There she goes again. Acting as though Linda hasn’t just said what she’s said. Oh God, perhaps she didn’t. She knows she formed the sentence. She can recall it word for word. But did she say the words out loud?
For years, she wasn’t certain if her voicebox worked at all. Whether the words she thought she’d said out loud were real. She thought perhaps her throat was just too sticky. That words got trapped before they made the open air. As a child she dined on Lemsip, Strepsils, Cherry Smoothers. Sometimes she thought perhaps there was a switch she didn’t know about. Somewhere deep within her throat. That stopped the words from making the transition to the wider world beyond.
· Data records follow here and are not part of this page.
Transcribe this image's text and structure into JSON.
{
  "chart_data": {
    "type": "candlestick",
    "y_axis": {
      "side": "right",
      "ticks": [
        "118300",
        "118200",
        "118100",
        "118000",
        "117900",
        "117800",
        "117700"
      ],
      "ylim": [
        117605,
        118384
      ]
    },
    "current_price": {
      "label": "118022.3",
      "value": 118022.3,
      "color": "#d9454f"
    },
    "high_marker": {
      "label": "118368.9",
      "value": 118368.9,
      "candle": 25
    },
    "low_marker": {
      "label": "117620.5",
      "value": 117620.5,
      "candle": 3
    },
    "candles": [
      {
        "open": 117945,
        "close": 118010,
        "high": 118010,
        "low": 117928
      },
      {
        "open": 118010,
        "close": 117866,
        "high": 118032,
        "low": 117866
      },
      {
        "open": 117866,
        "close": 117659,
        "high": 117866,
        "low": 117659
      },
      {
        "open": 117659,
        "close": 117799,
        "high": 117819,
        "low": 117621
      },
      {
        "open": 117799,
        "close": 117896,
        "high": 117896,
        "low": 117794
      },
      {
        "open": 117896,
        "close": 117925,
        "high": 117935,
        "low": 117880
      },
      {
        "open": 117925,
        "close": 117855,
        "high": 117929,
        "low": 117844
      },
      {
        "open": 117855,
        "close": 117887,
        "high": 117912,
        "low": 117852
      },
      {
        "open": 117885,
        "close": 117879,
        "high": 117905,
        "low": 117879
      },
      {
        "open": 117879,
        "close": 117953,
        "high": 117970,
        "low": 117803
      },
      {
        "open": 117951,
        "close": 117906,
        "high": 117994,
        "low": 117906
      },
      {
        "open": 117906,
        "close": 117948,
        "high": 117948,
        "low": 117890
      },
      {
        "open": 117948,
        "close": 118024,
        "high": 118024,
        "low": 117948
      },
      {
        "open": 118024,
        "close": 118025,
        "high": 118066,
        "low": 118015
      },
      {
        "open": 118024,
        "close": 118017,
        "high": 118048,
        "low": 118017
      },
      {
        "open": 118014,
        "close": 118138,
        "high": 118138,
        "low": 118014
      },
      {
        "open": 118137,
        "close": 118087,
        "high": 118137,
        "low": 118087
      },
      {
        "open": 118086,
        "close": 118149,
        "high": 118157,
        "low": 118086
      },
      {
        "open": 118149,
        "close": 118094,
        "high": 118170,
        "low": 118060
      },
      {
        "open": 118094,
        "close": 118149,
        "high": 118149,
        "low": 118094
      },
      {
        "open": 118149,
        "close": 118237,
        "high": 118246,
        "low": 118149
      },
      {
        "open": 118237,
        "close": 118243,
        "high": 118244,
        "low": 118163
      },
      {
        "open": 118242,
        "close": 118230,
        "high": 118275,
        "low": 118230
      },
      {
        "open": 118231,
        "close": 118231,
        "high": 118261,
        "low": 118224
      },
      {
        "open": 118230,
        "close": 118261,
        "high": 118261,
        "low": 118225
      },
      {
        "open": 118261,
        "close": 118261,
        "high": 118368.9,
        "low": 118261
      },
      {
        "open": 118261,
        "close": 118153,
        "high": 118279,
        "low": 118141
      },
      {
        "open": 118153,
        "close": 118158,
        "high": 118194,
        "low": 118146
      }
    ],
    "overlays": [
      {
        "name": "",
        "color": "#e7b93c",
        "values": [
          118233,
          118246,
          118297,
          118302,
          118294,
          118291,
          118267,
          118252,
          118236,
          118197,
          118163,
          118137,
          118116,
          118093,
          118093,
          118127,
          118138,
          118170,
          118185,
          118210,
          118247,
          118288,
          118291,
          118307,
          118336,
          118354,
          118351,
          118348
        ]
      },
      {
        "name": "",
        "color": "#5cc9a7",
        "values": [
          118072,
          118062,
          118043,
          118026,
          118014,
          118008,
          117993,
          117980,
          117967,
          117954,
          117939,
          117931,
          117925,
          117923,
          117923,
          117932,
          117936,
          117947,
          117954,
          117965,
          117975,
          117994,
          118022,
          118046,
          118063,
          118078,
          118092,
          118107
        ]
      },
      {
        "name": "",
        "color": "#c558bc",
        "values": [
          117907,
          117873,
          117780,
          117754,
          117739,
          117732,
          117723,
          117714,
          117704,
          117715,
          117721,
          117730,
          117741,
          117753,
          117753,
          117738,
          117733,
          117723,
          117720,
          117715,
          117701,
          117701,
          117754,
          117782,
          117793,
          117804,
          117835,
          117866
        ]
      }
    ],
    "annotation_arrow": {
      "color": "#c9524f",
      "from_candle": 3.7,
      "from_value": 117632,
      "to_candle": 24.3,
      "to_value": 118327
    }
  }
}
Not that it makes the slightest bit of difference. Irene will hear whatever she wants to hear. Say whatever she wants to say.
She’s going to say it now. Whatever it is. You can tell by the way she’s pulling herself up straight; drawing in her breath; waiting for her Linda’s absolute attention.
Here it comes.
‘I said Gala was buried there. Technically, that’s true.’
‘Right’ says Linda. ‘Thanks for that. Now it all makes sense.’